Aunque vistos desde fuera los hermanos Collyer puedan parecer dos locos viviendo en un mundo de cuerdos, tal vez convenga reflexionar si no es al revés, si no son dos cuerdos viviendo en un mundo de locos, pues si algo conservan y transmiten ambos es humanidad y cariño

Homer y Langley, aunque en cierto modo la representan e incluso la ponen en práctica, rechazan de plano esa forma de vida. Ya en las primeras páginas de la narración se advierte una dura crítica al afán de riqueza, a los destrozos y al daño que la industrialización desmedida causa en nuestro entorno, una situación que irrita a nuestros protagonistas: “Cuanto más enterrado se hallaba nuestro país bajo capas de humo industrial, cuanto más carbón se extraía ruidosamente de las minas, cuantas más locomotoras descomunales atronaban en la noche y más cosechadoras enormes surcaban los campos de cultivo y más coches negros pululaban por las calles, dando bocinazos y estrellándose unos contra otros, tanto más veneraba la Naturaleza el pueblo americano”. Esa idea del respeto a la naturaleza, de la lucha y la preocupación por su conservación, simbolizada por el espacio verde de Central Park, se repite cada cierto tiempo en la novela, y dice mucho de la sociedad que describe.

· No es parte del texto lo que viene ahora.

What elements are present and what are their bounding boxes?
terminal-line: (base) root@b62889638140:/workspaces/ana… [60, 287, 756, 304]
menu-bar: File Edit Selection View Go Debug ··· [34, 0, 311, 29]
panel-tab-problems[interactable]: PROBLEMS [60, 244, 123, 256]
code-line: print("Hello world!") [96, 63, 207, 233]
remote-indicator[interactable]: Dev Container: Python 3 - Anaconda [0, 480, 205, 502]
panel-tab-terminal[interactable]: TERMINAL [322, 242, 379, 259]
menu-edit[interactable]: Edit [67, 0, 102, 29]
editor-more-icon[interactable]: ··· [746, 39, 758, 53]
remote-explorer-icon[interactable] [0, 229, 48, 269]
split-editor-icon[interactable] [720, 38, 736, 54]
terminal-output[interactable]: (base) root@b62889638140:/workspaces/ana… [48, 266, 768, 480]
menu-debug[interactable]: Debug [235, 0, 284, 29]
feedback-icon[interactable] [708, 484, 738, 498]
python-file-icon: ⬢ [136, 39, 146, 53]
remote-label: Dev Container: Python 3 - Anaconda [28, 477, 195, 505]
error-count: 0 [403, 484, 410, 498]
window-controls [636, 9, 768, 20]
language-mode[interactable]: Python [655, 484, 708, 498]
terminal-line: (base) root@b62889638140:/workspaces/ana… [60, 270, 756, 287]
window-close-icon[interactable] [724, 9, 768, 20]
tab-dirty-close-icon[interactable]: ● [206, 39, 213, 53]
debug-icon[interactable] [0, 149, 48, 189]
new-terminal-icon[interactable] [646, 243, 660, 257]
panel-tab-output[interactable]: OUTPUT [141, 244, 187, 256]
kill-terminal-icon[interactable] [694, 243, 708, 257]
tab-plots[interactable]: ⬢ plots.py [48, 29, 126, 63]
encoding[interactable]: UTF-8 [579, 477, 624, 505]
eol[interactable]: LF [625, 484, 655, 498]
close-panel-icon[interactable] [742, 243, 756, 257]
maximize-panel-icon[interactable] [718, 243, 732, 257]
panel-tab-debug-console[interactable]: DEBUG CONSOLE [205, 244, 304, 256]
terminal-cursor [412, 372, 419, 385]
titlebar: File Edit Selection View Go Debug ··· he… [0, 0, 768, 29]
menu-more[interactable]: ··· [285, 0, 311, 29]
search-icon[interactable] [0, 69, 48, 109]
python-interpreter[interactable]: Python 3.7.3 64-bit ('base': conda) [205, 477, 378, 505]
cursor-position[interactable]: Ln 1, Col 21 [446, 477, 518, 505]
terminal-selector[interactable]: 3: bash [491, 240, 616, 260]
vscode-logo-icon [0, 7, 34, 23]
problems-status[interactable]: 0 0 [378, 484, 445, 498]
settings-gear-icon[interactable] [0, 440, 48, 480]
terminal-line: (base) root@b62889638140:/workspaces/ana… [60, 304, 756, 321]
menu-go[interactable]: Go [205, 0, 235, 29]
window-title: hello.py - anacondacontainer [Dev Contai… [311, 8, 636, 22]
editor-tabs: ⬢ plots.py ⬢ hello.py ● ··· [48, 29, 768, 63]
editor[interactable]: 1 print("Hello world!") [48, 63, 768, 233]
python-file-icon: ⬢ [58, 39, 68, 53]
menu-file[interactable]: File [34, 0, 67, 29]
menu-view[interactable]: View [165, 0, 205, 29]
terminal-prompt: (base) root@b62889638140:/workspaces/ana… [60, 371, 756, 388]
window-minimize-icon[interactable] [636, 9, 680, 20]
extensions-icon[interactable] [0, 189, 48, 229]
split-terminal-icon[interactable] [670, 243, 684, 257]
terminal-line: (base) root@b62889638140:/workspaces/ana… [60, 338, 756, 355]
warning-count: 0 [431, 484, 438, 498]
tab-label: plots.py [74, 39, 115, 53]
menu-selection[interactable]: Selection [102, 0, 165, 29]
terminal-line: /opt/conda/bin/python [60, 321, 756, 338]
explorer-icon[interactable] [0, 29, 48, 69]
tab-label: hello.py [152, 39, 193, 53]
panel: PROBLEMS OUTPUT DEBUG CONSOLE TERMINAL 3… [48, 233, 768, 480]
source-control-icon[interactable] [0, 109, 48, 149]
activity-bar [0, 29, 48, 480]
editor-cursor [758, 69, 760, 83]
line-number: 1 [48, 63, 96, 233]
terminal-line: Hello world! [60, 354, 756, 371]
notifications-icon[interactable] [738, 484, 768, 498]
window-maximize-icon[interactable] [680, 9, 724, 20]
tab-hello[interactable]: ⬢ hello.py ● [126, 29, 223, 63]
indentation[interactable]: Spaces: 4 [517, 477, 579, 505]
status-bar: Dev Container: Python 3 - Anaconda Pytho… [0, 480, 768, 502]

Aunque vistos desde fuera los hermanos Collyer puedan parecer dos locos viviendo en un mundo de cuerdos, tal vez convenga reflexionar si no es al revés, si no son dos cuerdos viviendo en un mundo de locos, pues si algo conservan y transmiten ambos es humanidad y cariño. Es cierto que en ocasiones se ganan a pulso la ira de las instituciones, que toman decisiones equivocadas, pero no hacen daño a nadie. Su comportamiento a menudo es absurdo y disparatado, una parodia del pensamiento clásico norteamericano, aunque en otros momentos actúan y razonan con extraordinaria lucidez. Chocan así con una sociedad que les decepciona y contra la que se rebelan. Emprenden entonces una lucha titánica que saben perdida de antemano, conscientes de que el futuro se burlará de ellos tratándolos de chiflados y maniáticos. Bastante de eso hay, qué duda cabe. Sin embargo, su destino nos emociona, nos impacta y nos turba, pues todos llevamos dentro algo de los hermanos Collyer.

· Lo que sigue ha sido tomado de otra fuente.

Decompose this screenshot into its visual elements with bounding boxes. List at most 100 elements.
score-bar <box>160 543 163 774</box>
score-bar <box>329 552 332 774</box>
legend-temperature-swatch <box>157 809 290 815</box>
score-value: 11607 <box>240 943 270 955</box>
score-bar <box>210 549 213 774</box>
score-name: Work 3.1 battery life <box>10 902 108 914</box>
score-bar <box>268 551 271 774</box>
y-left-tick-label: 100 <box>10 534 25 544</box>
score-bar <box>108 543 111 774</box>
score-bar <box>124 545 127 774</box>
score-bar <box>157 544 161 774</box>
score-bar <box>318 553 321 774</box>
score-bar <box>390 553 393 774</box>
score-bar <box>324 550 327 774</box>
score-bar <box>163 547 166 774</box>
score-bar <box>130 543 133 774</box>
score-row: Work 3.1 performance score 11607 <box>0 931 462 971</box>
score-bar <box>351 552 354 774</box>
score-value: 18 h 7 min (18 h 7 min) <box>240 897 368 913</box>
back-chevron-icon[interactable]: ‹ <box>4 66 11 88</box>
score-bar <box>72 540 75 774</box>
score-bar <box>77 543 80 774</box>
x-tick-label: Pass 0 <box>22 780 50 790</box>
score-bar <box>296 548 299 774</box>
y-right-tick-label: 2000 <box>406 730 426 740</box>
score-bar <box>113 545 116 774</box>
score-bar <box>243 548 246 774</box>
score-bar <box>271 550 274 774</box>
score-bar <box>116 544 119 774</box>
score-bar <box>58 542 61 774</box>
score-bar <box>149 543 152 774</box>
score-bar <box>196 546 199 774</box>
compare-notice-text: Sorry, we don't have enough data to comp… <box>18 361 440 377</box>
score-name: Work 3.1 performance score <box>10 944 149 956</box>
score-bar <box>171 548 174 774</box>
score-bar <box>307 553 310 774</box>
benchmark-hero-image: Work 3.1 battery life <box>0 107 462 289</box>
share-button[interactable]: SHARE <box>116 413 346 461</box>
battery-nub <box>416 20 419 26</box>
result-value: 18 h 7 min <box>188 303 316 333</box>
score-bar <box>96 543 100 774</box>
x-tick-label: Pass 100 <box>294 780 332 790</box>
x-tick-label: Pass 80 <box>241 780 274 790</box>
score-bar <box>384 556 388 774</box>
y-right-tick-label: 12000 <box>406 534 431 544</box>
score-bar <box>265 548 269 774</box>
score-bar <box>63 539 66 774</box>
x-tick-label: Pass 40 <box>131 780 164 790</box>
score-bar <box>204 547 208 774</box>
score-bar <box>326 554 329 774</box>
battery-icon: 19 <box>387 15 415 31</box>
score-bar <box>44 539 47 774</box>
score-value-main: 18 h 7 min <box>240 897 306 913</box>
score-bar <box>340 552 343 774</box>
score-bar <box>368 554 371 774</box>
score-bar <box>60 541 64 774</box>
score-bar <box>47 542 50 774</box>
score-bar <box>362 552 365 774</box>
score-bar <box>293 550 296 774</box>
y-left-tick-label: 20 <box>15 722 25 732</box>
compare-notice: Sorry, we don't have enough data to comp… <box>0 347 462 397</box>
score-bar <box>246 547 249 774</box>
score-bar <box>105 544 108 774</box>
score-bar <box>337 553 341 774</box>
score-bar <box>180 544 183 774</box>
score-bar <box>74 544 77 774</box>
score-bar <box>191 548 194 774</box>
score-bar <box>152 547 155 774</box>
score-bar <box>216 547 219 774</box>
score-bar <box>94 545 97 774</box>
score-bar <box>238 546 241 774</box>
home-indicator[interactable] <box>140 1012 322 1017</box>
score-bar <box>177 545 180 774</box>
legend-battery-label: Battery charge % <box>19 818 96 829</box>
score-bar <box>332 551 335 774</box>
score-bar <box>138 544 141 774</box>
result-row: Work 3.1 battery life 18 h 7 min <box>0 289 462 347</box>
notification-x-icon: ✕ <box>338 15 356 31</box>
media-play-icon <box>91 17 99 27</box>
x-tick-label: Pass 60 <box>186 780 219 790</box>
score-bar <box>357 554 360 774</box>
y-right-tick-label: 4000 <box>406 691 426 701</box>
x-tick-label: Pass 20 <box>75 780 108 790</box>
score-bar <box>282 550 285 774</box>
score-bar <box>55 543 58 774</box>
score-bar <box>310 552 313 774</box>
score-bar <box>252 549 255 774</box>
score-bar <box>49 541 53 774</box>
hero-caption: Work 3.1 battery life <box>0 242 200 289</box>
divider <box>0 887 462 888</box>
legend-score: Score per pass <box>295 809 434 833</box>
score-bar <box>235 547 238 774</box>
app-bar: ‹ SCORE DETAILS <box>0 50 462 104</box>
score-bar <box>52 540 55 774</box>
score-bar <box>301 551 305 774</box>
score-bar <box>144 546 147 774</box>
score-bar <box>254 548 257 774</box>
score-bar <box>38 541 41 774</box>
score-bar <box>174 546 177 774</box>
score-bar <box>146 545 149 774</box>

Doctorow ha conseguido que veamos la realidad de nuestro mundo con otros ojos, haciéndonos dudar sobre quiénes son verdaderamente los ciegos en esta historia. Y lo ha hecho como sólo los grandes escritores pueden hacerlo. Interpretando la vida de los hermanos Collyer tras más de medio siglo de burlas y desprecios, ha demostrado lo maravillosa que puede llegar a ser la literatura; ha demostrado cómo, devolviéndoles la dignidad a Homer y Langley, nos la está devolviendo a todos.